How to live and cope with everyone
By Josefina Gabriel/
We are different and live differently due to our cultures, behaviors and attitudes. But there is another dimension to our lives as created by the Almighty, which is our personalities.
And personality is the one most important thing that can well describe a person.
It’s easier to cope with someone when you get to understand his or her personality and accept it; and where there is acceptance there is peace and order, but I’m not in support of misbehavior and mistreatment of others when I’m talking about someone’s personality.
Rudeness and disrespect of others or self-disrespect, such things can be changed and must be changed. Such things have nothing to do with personality. Personality is about temperament.
Remember, we have four basic temperaments:
— Sanguine
— The choleric
— The melancholic
— The phlegmatic.
These four describe well who a person is. How the person is, whether the person is a quiet type, or talkative and never keeps things to themselves, or whether someone is cheerful or seems to be sad or depressed all the time.
If you know the person’s personality, you can know how to live or cope with that person instead of criticizing or embarrassing the person due to his or her characters, because there are things you can’t change in the person and things you can change.
You might be active, fast and easy to go with things but the other person is passive, slow and need more time to clarify things; you might easily understand things, with a fast mind but the other one needs to think more deeply to get all things right.
You might not worry too much about what happened but the other person does. You might be low in self-esteem but the other one can pass by without any doubts. We have peace makers that even sacrifice themselves for the peace of others but the other person leaves things straight on the table whether you like it or not.

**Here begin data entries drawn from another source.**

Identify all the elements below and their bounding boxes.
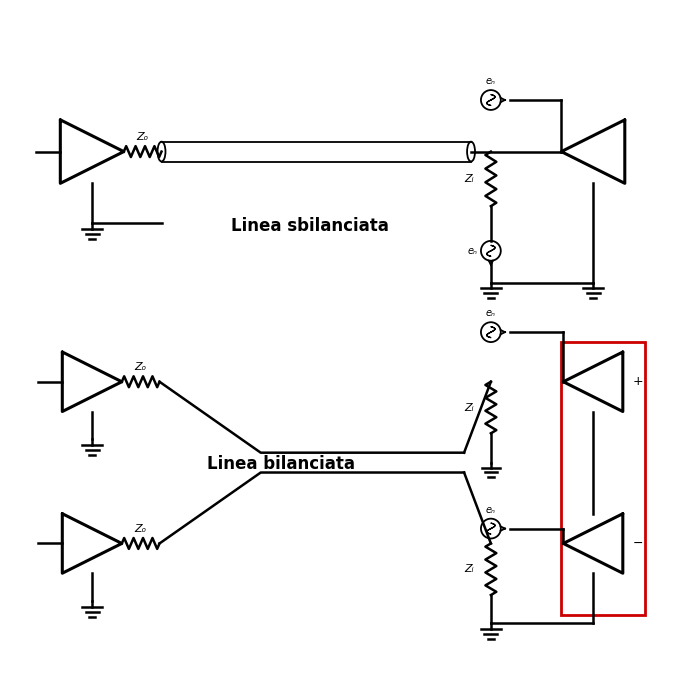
Text: Zₒ: Zₒ bbox=[134, 524, 147, 533]
Text: eₙ: eₙ bbox=[467, 246, 477, 256]
Text: +: + bbox=[633, 375, 643, 389]
Text: eₙ: eₙ bbox=[486, 308, 496, 318]
Bar bbox=[561, 342, 645, 615]
Text: Linea sbilanciata: Linea sbilanciata bbox=[232, 217, 389, 235]
Text: Zᵢ: Zᵢ bbox=[464, 564, 474, 574]
Text: Zₒ: Zₒ bbox=[134, 362, 147, 372]
Text: Zᵢ: Zᵢ bbox=[464, 174, 474, 184]
Text: Zₒ: Zₒ bbox=[136, 132, 149, 141]
Text: Linea bilanciata: Linea bilanciata bbox=[206, 455, 355, 473]
Text: eₙ: eₙ bbox=[486, 76, 496, 86]
Text: Zᵢ: Zᵢ bbox=[464, 402, 474, 412]
Text: −: − bbox=[633, 537, 643, 550]
Text: eₙ: eₙ bbox=[486, 505, 496, 514]
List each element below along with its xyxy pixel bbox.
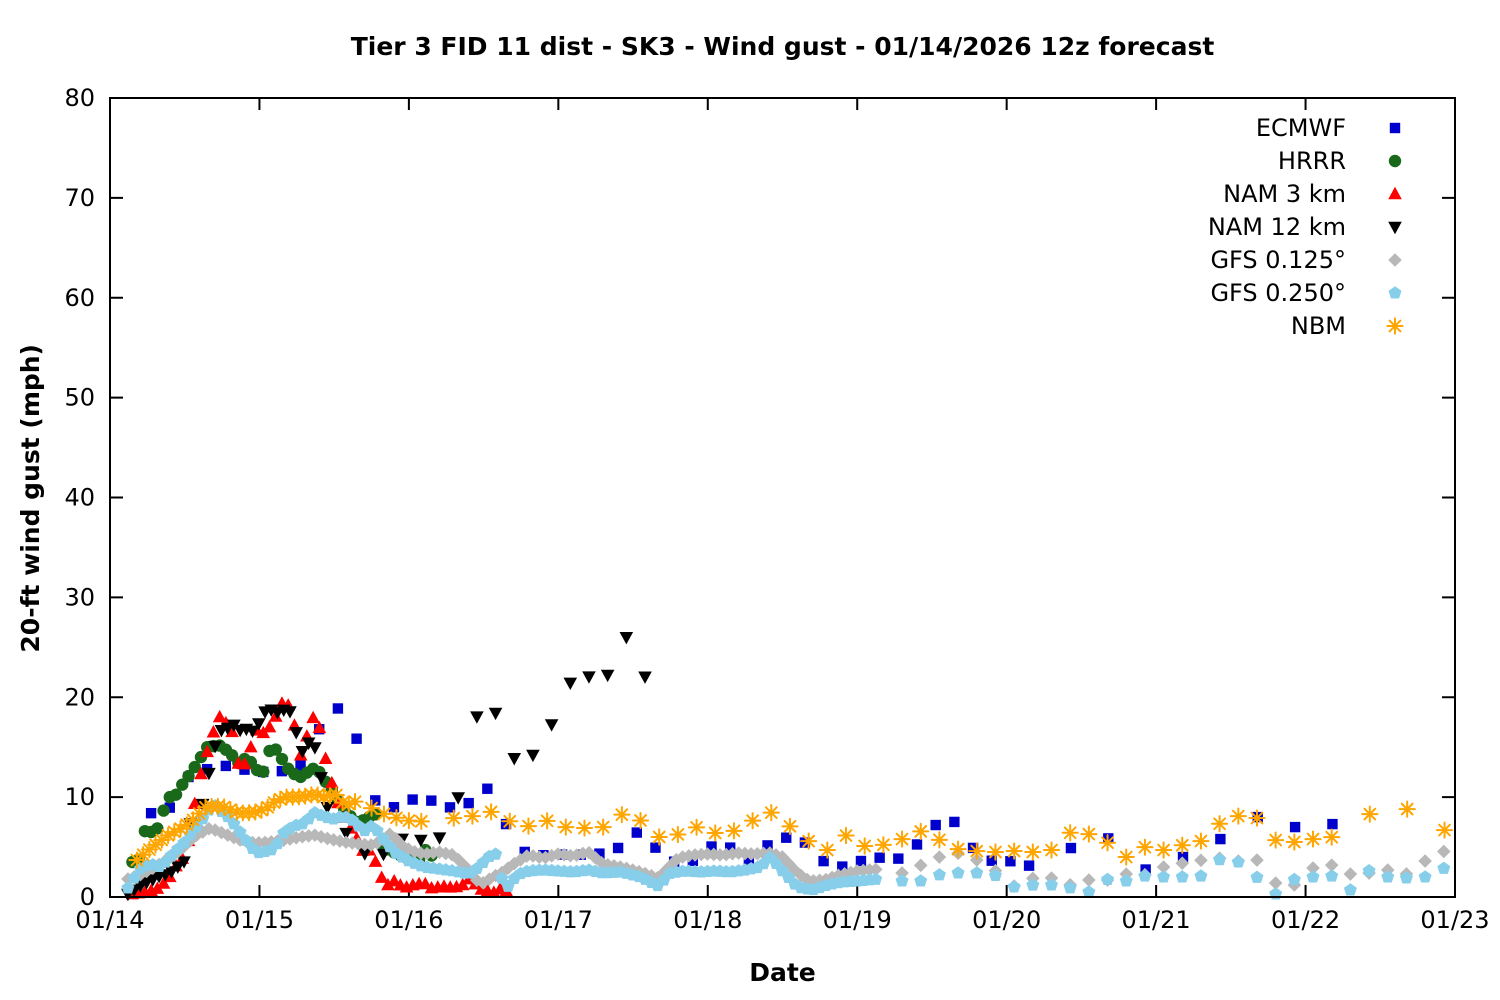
svg-text:0: 0 (80, 883, 95, 911)
axis-tick-labels: 01/14 01/15 01/16 01/17 01/18 01/19 01/20 01/21… (64, 84, 1489, 934)
legend-label: GFS 0.125° (1210, 246, 1346, 274)
legend-label: HRRR (1278, 147, 1346, 175)
svg-text:30: 30 (64, 583, 95, 611)
legend-item-nam-12-km: NAM 12 km (1208, 213, 1402, 241)
svg-text:01/16: 01/16 (374, 906, 443, 934)
svg-text:20: 20 (64, 683, 95, 711)
svg-text:01/23: 01/23 (1420, 906, 1489, 934)
plot-border (109, 97, 1456, 898)
svg-text:01/15: 01/15 (225, 906, 294, 934)
svg-text:01/20: 01/20 (972, 906, 1041, 934)
legend-label: NAM 12 km (1208, 213, 1346, 241)
legend-item-gfs-0-250-: GFS 0.250° (1210, 279, 1402, 307)
legend-label: ECMWF (1256, 114, 1346, 142)
legend-item-ecmwf: ECMWF (1256, 114, 1401, 142)
legend-item-nbm: NBM (1291, 312, 1404, 340)
series-gfs-0-250- (121, 799, 1451, 900)
legend-item-nam-3-km: NAM 3 km (1223, 180, 1402, 208)
svg-text:01/22: 01/22 (1271, 906, 1340, 934)
svg-text:10: 10 (64, 783, 95, 811)
legend: ECMWF HRRR NAM 3 km NAM 12 km GFS 0.125° GFS … (1208, 114, 1404, 340)
svg-text:01/18: 01/18 (673, 906, 742, 934)
series-nbm (128, 786, 1454, 869)
svg-text:01/14: 01/14 (75, 906, 144, 934)
svg-text:70: 70 (64, 184, 95, 212)
x-axis-label: Date (749, 958, 816, 987)
svg-text:40: 40 (64, 484, 95, 512)
svg-text:50: 50 (64, 384, 95, 412)
svg-text:01/19: 01/19 (823, 906, 892, 934)
legend-label: GFS 0.250° (1210, 279, 1346, 307)
legend-item-hrrr: HRRR (1278, 147, 1402, 175)
svg-text:01/21: 01/21 (1122, 906, 1191, 934)
svg-text:80: 80 (64, 84, 95, 112)
legend-item-gfs-0-125-: GFS 0.125° (1210, 246, 1402, 274)
svg-text:60: 60 (64, 284, 95, 312)
chart-title: Tier 3 FID 11 dist - SK3 - Wind gust - 0… (350, 32, 1215, 61)
svg-text:01/17: 01/17 (524, 906, 593, 934)
legend-label: NAM 3 km (1223, 180, 1346, 208)
legend-label: NBM (1291, 312, 1346, 340)
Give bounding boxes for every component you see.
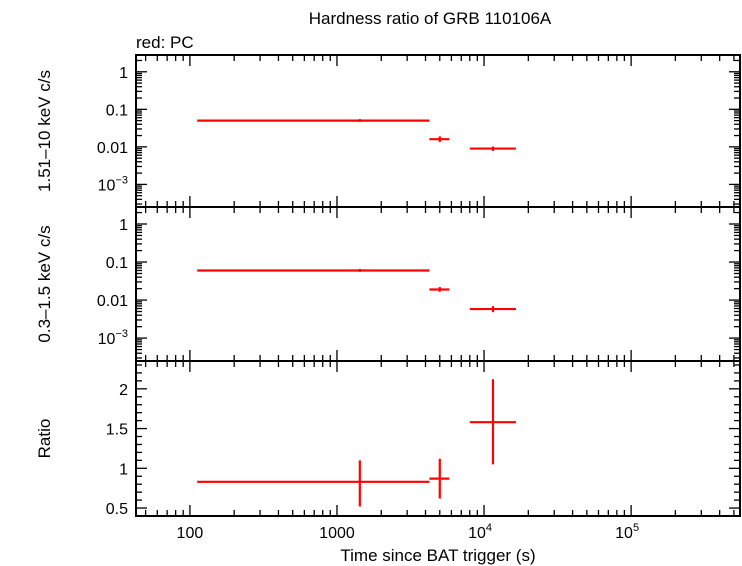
x-tick-label: 104 [468,522,492,542]
y-axis-label: Ratio [35,419,54,459]
y-tick-label: 0.1 [106,255,128,272]
y-tick-label: 0.5 [106,501,128,518]
y-tick-label: 10−3 [98,174,128,194]
chart-subtitle: red: PC [136,33,194,52]
y-tick-label: 0.01 [97,293,128,310]
data-point [469,306,517,313]
x-tick-label: 1000 [319,525,355,542]
y-tick-label: 10−3 [98,328,128,348]
y-tick-label-exponent: −3 [115,328,128,340]
data-point [197,460,430,507]
panel-frame [135,206,741,362]
y-tick-label: 0.01 [97,140,128,157]
y-tick-label: 2 [119,382,128,399]
y-axis-label: 0.3–1.5 keV c/s [35,225,54,342]
data-point [429,136,450,142]
panel-2: 1 0.1 0.01 10−3 0.3–1.5 keV c/s [35,206,741,362]
y-tick-label: 0.1 [106,102,128,119]
y-tick-label-base: 10 [98,177,116,194]
x-axis-label: Time since BAT trigger (s) [340,546,535,565]
x-tick-label: 105 [615,522,639,542]
panel-1: 1 0.1 0.01 10−3 1.51–10 keV c/s [35,54,741,208]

That’s how we are as human beings, and we just need to understand each other so that we can go along. We may have different personalities, but we can do things together.
There will not be entertainment if a sanguine personality is not there; there will be no natural leaders if we don’t have choleric personalities, there will be no thinkers and critical minds if the melancholic are not available. There will be no confidence giver and self-controller if a phlegmatic is not around.
So you don’t need to see the other person as being wrong simply because of his character but first understand what he or she is before judging, because we tend to have the very personality others don’t have.